Conscience and Its Enemies: Confronting the Dogmas of Liberal Secularism
By Robert P. George
Intercollegiate Studies Institute Books, 384 pages
It is a strange feeling to read a book with which one agrees almost entirely, and yet find oneself shaking one’s head at every other page. Conscience and Its Enemies, by the Princeton philosopher and legal scholar Robert P. George, has a number of goals. George wants to show that liberalism is not a kind of relativism but a normative ideology replete with unexamined dogmas; that science and reason are on the side of conservatives, not liberals; and that conservatives need not make appeal to religion to prove the case against, say, abortion and same-sex marriage.

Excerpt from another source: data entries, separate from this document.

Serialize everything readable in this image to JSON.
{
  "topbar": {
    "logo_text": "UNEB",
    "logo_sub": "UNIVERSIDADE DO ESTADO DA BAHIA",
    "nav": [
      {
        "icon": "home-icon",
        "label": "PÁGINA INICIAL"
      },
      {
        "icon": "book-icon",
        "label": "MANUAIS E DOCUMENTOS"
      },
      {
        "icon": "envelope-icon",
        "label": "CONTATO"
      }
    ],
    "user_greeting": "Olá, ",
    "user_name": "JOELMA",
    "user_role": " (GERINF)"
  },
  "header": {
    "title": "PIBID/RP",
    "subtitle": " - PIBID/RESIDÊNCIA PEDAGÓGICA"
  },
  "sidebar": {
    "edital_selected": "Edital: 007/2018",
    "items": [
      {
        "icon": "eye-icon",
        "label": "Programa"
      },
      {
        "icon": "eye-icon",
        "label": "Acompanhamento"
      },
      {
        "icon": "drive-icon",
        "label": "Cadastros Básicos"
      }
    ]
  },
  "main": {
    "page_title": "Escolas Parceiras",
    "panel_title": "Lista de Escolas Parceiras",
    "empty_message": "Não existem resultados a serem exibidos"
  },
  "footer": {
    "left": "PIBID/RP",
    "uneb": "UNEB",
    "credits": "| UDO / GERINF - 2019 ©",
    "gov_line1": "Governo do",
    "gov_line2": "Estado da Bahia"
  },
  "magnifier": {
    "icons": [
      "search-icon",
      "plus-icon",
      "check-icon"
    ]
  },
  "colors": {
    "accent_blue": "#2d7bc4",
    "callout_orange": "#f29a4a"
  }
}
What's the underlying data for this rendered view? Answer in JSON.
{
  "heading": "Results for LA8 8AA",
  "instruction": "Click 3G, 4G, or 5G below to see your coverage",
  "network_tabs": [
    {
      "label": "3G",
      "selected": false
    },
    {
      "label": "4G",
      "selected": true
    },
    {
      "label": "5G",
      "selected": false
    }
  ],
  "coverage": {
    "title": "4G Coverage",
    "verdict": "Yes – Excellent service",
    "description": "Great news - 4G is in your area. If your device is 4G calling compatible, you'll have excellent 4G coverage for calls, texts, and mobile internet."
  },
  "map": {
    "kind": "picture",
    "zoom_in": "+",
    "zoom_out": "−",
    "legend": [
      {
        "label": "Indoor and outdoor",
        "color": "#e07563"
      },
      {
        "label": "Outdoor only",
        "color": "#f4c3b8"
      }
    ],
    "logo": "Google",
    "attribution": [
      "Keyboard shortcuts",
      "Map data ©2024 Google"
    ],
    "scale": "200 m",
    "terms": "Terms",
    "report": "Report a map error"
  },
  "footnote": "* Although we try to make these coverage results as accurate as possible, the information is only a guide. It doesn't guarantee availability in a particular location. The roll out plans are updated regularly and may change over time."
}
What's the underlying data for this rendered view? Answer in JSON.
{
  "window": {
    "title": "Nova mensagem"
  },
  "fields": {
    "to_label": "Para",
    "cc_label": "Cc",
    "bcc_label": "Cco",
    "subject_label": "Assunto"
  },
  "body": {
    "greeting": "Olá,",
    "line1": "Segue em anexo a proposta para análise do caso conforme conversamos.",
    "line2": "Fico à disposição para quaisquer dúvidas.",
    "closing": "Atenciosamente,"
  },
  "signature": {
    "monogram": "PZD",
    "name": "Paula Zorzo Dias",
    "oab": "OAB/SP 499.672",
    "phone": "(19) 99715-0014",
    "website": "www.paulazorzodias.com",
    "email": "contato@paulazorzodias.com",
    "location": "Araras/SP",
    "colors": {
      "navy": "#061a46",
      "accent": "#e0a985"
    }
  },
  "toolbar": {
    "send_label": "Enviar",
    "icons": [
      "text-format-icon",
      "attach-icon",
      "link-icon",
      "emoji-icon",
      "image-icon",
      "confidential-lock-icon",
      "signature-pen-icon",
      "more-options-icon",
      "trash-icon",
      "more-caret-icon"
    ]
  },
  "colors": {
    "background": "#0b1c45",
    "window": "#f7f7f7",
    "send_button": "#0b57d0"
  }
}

Chapter after chapter, Conscience and Its Enemies uses natural-law theory to make the case for the conservative position on the controversial political topics of the day, such as abortion, gay marriage, and affirmative action. In most cases, George puts forth a brilliant theoretical argument and then, satisfied that his job is done, moves to the next topic while ignoring obvious rebuttals. The sympathetic reader is left biting his lip, like a fan cheering for a technically brilliant tennis player who somehow keeps losing tie-breaks.
The strongest chapter by far concerns embryo ethics. George served on the Council on Bioethics during the George W. Bush administration and has wrestled with all the philosophical and scientific questions involved. It is a fact of middle school biology that an embryo is a human being, a scientific fact that supposedly science-enamored liberals consistently ignore, and in this masterful chapter, George meticulously dismantles all possible objections to recognizing the plain fact of the matter: Human beings in wombs are human beings; to consent to their violation is to jettison the concept of human rights.
But while I believe in the sanctity and legal defense of human life as much as George does, is it accurate or helpful to describe abortion, as he does in the book’s first chapter, as the product of “me-generation liberal ideology”? The phrase looks plucked from a liberal caricature of a right-wing rant. Surely sincere sympathy for women with unwanted pregnancies must play a role. Surely, too, one must not ignore that historically many opponents of abortion also opposed a gamut of legitimate rights for women. What does George expect a skeptical pro-choice reader to make of his assertion?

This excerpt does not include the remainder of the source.